When was the last time your workouts got a little upgrade? If you’ve been doing the same exercises for a while now, then it may be time to change things up a bit! Why? It can help you break through a plateau, prevent injury from overuse, and prevent workout boredom. Here are some small changes you can make to take your training to the next level!
Old Way: Barbell Squats
New Way: Pause Squats
Pausing at the bottom of a squat for several seconds may seem simple enough, but trust me – it’s killer. Perform a barbell squat (or dumbbell if you prefer) until your thighs are parallel to the floor. Pause for 2-3 seconds, and then drive back up while maintaining good form. Complete each of rep in this manner. Tip #1: go a bit lighter than you normally would. The “pause” will make up for decreased weight. Tip #2: if you choose to do barbell squats in the power rack, don’t neglect setting up the safety bars. Set them up at a height that lies just below the depth of your squat. Safety first!
Old Way: Normal Planks
New Way: TRX Planks
If you’ve never tried out TRX suspension training you’re missing out! The TRX improves your mobility, flexibility, balance, and strength – all in one training tool. Instead of doing normal planks up on your toes and forearms, set up your stopwatch, slip your feet into the handles of the TRX, and “plank” away as you normally would. The TRX makes you fight against gravity to stay balanced.
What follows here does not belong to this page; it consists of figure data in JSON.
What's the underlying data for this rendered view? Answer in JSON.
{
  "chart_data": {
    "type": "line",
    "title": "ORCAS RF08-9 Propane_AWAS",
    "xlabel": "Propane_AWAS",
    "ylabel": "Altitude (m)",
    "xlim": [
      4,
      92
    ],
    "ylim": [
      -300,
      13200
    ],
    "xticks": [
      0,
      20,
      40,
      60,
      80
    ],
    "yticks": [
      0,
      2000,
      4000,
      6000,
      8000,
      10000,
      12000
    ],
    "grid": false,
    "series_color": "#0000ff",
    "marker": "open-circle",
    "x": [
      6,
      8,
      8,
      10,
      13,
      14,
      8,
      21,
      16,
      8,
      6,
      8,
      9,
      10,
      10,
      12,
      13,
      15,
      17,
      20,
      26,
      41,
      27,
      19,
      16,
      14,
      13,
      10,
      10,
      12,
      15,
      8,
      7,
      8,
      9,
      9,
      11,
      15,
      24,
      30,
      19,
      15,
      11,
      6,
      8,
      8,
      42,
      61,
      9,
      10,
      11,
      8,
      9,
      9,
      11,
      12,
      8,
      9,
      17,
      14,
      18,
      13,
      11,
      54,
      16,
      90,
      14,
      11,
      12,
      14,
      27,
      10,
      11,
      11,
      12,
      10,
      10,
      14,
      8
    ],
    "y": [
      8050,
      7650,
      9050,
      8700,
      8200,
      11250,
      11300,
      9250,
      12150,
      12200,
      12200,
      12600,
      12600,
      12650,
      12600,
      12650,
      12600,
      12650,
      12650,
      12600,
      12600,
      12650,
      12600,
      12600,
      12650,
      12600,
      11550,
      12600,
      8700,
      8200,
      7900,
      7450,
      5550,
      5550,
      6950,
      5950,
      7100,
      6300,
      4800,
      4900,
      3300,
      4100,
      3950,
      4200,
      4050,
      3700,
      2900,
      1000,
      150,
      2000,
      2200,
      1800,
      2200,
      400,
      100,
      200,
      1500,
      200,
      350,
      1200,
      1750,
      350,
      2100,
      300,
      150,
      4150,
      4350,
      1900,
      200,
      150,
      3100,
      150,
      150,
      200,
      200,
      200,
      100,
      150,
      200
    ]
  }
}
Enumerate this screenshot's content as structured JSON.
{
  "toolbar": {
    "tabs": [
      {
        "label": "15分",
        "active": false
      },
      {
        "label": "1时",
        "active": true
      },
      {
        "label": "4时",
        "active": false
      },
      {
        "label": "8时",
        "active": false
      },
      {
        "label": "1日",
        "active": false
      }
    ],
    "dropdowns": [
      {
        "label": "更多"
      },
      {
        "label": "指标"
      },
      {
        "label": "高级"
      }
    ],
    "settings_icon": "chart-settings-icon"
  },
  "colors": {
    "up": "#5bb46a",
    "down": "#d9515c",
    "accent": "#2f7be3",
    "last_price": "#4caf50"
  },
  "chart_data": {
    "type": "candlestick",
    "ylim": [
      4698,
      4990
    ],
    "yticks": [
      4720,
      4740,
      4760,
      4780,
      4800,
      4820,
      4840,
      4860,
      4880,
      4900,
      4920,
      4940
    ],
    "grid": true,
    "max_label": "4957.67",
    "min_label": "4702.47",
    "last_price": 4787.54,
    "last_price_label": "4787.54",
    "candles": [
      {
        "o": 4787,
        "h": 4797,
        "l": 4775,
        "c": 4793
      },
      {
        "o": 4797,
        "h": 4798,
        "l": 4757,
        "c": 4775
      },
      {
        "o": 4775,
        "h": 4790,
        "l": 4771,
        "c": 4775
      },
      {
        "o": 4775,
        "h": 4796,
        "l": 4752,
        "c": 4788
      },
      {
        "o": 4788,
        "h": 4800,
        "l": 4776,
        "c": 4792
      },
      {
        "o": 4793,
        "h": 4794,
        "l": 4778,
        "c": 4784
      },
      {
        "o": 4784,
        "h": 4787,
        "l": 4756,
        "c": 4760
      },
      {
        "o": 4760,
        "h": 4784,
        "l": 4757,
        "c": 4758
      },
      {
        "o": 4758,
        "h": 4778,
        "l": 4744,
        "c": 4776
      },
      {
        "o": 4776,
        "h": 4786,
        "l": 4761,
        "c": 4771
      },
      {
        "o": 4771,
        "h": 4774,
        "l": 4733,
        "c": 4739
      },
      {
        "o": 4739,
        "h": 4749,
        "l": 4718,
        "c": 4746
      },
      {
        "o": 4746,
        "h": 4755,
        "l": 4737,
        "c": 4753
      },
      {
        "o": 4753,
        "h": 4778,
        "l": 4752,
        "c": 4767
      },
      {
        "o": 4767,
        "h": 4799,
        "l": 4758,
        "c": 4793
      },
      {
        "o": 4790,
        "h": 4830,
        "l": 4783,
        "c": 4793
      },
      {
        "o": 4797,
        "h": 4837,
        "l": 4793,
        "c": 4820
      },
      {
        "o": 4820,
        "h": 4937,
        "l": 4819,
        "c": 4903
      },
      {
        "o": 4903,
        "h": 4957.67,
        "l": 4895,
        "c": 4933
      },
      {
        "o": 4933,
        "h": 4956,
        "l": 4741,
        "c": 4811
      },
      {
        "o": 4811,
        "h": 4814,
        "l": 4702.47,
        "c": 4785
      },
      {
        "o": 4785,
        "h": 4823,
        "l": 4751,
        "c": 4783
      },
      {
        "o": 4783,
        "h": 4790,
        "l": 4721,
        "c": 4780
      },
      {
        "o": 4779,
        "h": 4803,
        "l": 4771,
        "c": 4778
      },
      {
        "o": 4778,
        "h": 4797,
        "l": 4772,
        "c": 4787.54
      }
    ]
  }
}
And just when you thought planks couldn’t get any worse!
Old Way: Dumbbell Overhead Press
New Way: Dumbbell Clean & Press
Just about everyone wants strong and sculpted shoulders. That’s why so many people turn to overhead presses to build up some “boulder shoulders”. However, if you’re looking to change things up a bit, look no further than the dumbbell clean and press. This total body exercises uses most of your body’s large muscle groups. Quads, hamstrings, glutes, shoulders, back, abdominals…you name it! It builds strength, power, and metabolic fitness. Barbend.com gives a great step by step breakdown on how to do this total body scorcher.